Transcription factors are proteins that
bind to DNA to promote or suppress protein production. Since almost all
diseases involve disruption of the protein-production process, transcription
factors are promising biological targets for drugs—and could even serve as
drugs themselves.
But there are likely thousands of
transcription factors in humans, each of which might bind to the genome at tens
of thousands of different locations. Previously, there was no cost-effective
way to figure out exactly where transcription factors bind—which exact DNA
letters in a given stretch of genome each of them attaches to. Biologists thus
relied on approximate methods to identify the general vicinity of binding
sites.
In the August issue of PLoS
Computational Biology, a team of researchers from Massachusetts Institute
of Technology (MIT)’s Computer Science and Artificial Intelligence Laboratory
presented a new analytic technique that identifies binding sites with much
greater accuracy. As a consequence, the researchers were able to infer
previously unknown relationships among transcription factors, which could
provide clues to the roles they play in biological processes.
The researchers initially tested their
technique on two sets of experimental data, which they say represent both “relatively easy and difficult cases” for analysis. In the easy case, their new
technique identified the precise locations at which transcription factors bound
to the genome with more than 90% accuracy, while the accuracy of existing
techniques was about 10% or less. In the difficult case, the new method was
more than 55% accurate, compared to about 5% for existing techniques.
The leading method for determining how
transcription factors behave in living cells is to chop up the DNA from
millions of cells and use protein antibodies to extract the fragments that have
a particular transcription factor attached to them. While the DNA sequence that
a transcription factor binds to consists of only about six to 12 DNA letters,
the fragment extracted by the antibody could be a couple of hundred letters
long. Sequencing the fragments can determine where in the genome they came
from, but it offers little information about where on the fragment the transcription
factor is attached.
Feedback loop
David Gifford, a professor of electrical engineering and computer science and
director of the Computational Genomics Group, his graduate student Yuchun Guo,
and Shaun Mahony, a research scientist in the group, developed a new algorithm
for analyzing millions of experimentally identified fragments and inferring the
precise locations at which transcription factors bind to them.

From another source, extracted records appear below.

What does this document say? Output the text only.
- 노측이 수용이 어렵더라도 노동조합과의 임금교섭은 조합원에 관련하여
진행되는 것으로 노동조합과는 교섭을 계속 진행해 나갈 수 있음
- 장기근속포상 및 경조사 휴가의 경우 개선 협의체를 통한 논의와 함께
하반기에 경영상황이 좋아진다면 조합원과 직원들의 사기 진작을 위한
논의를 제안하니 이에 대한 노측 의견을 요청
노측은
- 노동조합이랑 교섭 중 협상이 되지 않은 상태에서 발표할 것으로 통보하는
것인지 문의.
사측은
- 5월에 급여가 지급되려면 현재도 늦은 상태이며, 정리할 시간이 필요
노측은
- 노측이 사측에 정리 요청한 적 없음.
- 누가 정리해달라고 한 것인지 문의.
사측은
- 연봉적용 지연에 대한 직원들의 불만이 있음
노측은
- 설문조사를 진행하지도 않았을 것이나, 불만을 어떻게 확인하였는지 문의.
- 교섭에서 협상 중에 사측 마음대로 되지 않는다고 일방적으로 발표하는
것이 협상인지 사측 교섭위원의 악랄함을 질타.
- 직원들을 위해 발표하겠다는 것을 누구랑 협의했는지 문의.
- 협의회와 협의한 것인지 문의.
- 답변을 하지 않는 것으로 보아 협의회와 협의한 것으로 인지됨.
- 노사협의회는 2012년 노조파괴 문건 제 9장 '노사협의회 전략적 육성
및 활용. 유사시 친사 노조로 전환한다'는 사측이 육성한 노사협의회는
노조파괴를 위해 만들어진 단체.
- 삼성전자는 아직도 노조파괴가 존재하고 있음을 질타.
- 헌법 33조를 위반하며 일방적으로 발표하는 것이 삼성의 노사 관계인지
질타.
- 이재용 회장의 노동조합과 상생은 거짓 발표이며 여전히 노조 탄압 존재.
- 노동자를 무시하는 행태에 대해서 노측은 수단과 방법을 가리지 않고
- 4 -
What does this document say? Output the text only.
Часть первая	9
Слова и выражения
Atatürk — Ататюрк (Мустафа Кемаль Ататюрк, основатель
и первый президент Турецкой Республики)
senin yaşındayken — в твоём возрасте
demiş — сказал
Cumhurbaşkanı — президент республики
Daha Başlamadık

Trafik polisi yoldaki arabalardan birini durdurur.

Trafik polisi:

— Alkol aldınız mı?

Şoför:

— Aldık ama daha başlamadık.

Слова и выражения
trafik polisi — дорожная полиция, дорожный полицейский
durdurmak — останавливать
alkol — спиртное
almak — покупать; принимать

Previous methods would compare the
fragments to try to identify sequences they had in common. But that’s just the
first step in the MIT researchers’ method. They then use that initial, rough
guess about common sequences to predict where, throughout the entire genome,
the transcription factor would bind, then compare those predictions to the
experimental data on where the factor actually did bind. On the basis of that
comparison, they then refine their estimate of the specific binding sequence
and repeat the whole process.
“We iterate between estimating where
proteins bind and using that information to discover the sequences that they
bind to,” Gifford says, “and then we go backward and use the sequences they
bind to to improve the estimate of where they’re binding.”
But determining transcription factors’
precise binding sites is just the first step in understanding their role in
protein production. For a single transcription factor, that role can vary
according to both the type of cell in which it’s active and its interactions
with other transcription factors. It’s the second of these elements that the
MIT researchers are shedding light on, by identifying spatial relationships
between binding locations that imply a functional relationship between the
corresponding transcription factors.
The genome’s language
That approach, Gifford says, is similar to the statistical analysis of
language, which artificial-intelligence researchers have used to build
language-interpreting computer systems. Indeed, Gifford says, the sequences
that transcription factors bind to can be thought of as words and their spacing
as the “syntax” of the genome.
“If you did an analysis of the English
language, you would find a lot of relationships between words that were highly
significant, because they co-occur,” Gifford says. “You would not necessarily
understand from the analysis what their meaning was, but you would know that
they were highly significant and did carry meaning.” The same is true of the
DNA “words” that constitute the transcription-factor binding sites. “If you
look at a null model, which would posit random occurrence of words, then you
ask how unlikely it is that you would see these things together,” Gifford says. “And we’re testing everything against a random model.”
The MIT researchers’ analysis identified a
handful of relationships between transcription factors that were already known,
but it also identified 390 more statistically significant relationships between
binding sites. Some of those may be red herrings, but many of them could turn out
to indicate previously unsuspected relationships between transcription factors,
which could help biologists unravel the mysteries of genetic expression.